What kind of research was this?
Paternal contributionsto birth outcomes and racial disparities. American Journal of Obstetric and Gynecology.
Misra et al. From a psychological perspective many authors have written negatively about partner presence in the birth room. Should Dads be in the delivery room? Psychosocial stress and pregnancy outcome.
Clinical Obstetrics and Gynecology , 51 , 33 — Maternal stress and obstetric and infant outcomes: Epidemiological findings and neuroendocrine mechanisms. Hence the impact of fathers in the birth room may be more far reaching than has been previously considered. A recent study suggests that attachment style might influence the experience of partner support in the birth room.
While a small study, the findings suggest that women who have less emotional intimacy with their partner actually experience more pain when their partners are present. This is interesting to consider when even in non-romantic relationships fathers are often present in the birth room as an expectation. Relationship between factors of labour pain and delivery outcomes.
The traditional focus of the birth context exemplified by the work above is on the maternal experience and associated outcomes for the baby. Bringing a baby into the world, however, is arguably one of the most life-changing events that a man will experience, yet little attention has been paid to the consequences, positive or negative, for men of the blanket expectation to be there at birth.
Some fathers feel unable to attend the birth of their babies. This highlights the psychologically charged nature of birth for men.
The thought of being present at birth for some men fills them with fear and anxiety. That fear can be triggered by many things — of the unknown, of the sight of blood, of seeing their partner in pain and feeling unable to act effectively.
Adding a father's name to a birth certificate
How do fathers feel after accompanying their partners in labour and delivery?
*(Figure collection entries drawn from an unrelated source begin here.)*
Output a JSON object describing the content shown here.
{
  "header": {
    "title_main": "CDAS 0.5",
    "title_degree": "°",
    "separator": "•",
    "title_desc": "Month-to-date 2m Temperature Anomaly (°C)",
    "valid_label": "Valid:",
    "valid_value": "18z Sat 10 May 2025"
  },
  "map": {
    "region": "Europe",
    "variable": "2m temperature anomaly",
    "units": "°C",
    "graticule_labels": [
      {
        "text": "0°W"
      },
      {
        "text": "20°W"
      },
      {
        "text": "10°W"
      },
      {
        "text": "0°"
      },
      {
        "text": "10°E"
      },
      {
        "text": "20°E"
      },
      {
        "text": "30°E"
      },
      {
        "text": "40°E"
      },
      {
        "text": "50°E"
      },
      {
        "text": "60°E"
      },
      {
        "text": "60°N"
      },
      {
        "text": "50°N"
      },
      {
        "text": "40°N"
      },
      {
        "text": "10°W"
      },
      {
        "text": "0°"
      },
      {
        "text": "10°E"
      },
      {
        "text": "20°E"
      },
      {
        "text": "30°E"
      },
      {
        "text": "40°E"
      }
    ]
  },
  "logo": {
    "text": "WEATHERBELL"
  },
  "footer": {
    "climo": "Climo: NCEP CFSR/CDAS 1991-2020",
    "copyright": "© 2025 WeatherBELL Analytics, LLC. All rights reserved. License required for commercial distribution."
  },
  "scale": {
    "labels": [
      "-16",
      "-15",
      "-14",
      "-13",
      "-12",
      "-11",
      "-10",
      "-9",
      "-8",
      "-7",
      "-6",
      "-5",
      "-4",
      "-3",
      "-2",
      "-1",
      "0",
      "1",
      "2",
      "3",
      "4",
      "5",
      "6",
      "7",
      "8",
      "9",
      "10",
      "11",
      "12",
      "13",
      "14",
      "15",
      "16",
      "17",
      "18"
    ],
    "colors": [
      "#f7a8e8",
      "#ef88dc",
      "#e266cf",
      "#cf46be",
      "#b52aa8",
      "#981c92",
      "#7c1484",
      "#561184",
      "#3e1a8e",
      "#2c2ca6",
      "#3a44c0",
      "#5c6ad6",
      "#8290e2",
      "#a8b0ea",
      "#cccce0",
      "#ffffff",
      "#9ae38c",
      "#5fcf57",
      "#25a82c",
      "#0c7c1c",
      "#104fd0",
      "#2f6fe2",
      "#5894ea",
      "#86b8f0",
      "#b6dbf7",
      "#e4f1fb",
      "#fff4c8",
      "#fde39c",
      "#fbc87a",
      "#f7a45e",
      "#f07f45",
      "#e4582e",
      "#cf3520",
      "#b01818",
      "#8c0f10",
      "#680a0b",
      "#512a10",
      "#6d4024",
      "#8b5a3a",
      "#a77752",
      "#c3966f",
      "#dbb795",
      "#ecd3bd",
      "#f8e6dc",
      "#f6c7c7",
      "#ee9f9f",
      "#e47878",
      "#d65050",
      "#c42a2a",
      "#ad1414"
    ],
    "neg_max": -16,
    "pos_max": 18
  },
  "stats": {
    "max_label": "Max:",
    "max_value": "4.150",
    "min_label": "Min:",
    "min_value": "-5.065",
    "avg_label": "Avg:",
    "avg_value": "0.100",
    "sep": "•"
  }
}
Chandler and Field Chandler, S. Initially, the fathers were confident of their ability to support their wives, but they found that labour was more work than they had anticipated. They became fearful of the outcome, but felt a need to hide these fears from their partners.
Fathers in the birth room: What are they expecting and experiencing? A phenomenological study.
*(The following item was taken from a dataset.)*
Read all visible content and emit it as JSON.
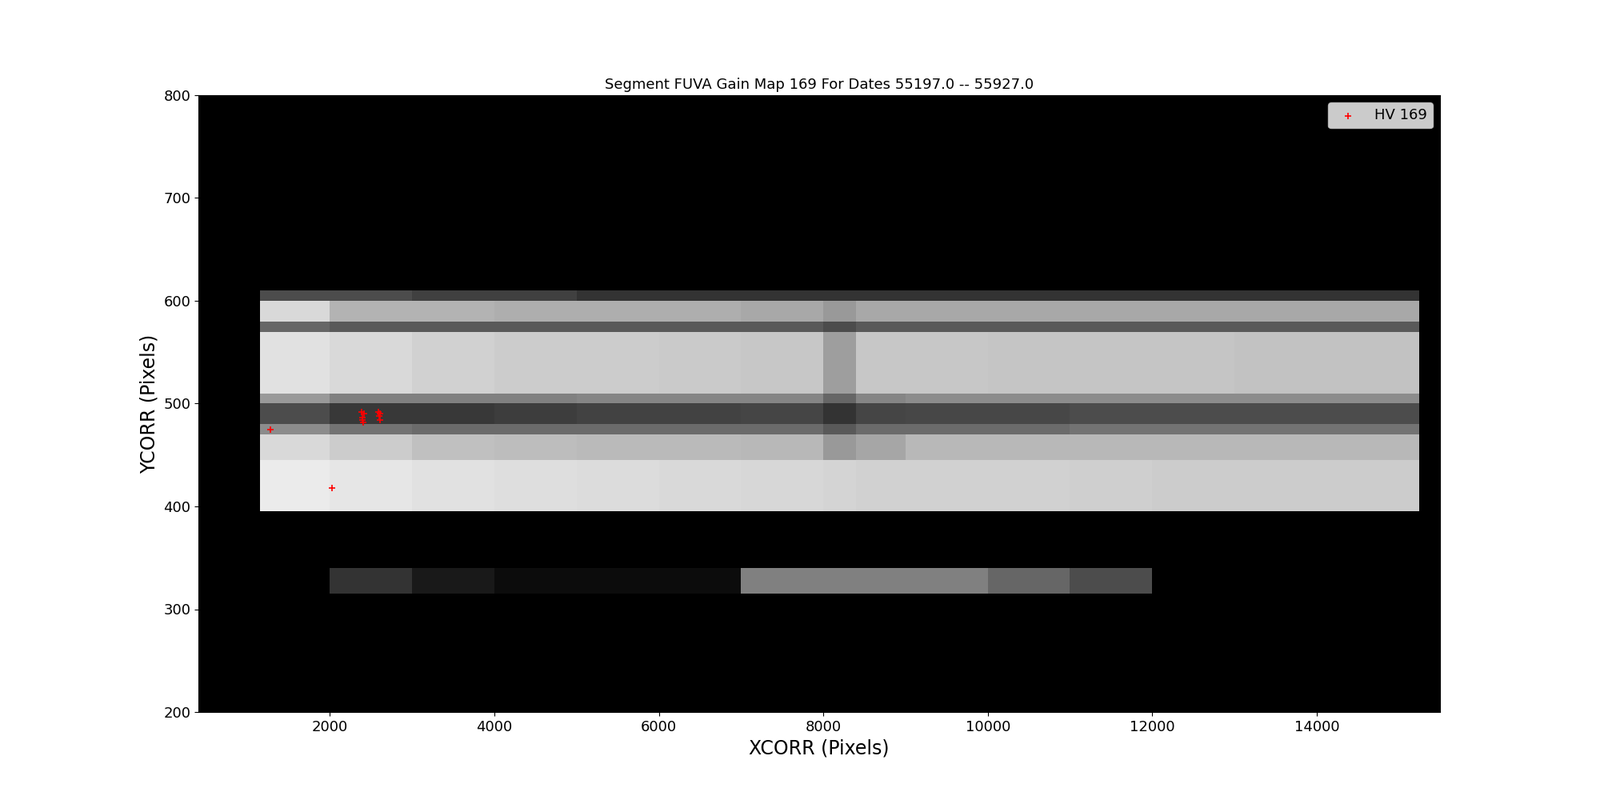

Midwifery , 27 , — Midwifery , 17 , — The impact of choice of maternity care on psychological health outcomes for women during pregnancy and the postnatal period. Journal of Evaluation in Clinical Practice , 14 , — Greenhalgh, Slade and Spiby Greenhalgh, R. Birth-Issues in Perinatal Care , 27 , — However, the effect was removed once existing depressive symptoms were controlled for Greenhalgh et al.
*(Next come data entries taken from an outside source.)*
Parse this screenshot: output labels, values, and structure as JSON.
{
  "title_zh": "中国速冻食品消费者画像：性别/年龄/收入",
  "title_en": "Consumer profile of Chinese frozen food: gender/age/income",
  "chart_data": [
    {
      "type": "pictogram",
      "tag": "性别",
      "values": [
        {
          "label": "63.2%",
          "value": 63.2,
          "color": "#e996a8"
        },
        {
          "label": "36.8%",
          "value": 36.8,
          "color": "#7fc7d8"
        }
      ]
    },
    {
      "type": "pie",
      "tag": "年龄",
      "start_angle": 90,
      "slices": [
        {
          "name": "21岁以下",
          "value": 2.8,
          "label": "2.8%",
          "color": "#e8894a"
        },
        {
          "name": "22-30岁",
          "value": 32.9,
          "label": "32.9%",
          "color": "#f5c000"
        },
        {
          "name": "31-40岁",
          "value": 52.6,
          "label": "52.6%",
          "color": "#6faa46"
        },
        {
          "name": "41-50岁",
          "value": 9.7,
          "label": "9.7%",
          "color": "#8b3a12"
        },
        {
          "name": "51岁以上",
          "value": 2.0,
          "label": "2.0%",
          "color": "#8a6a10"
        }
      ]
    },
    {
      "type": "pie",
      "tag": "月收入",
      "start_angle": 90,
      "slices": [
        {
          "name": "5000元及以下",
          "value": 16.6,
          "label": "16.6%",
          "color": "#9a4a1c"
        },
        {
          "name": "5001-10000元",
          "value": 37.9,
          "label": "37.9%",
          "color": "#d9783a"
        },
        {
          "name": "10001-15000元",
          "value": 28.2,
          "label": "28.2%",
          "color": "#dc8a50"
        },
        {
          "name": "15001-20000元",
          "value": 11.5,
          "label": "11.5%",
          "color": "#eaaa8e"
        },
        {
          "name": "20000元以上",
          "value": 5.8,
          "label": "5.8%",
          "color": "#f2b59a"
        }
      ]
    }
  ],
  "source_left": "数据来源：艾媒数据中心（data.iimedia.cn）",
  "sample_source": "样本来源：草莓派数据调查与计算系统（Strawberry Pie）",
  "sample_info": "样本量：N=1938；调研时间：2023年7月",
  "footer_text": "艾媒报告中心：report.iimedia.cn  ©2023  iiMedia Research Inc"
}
Similar findings with relation to pre-existing vulnerabilities were evident in men who reported psychological and sexual scarring after watching their partner give birth White, White, G. British Journal of Midwifery , 15 , 39 — Overall there remains a dearth of literature in this field and some key issues are worthy of attention. Practitioners need to discuss what meaningful engagement for fathers in the birth room looks like and how that can be facilitated, so the benefits can be captured.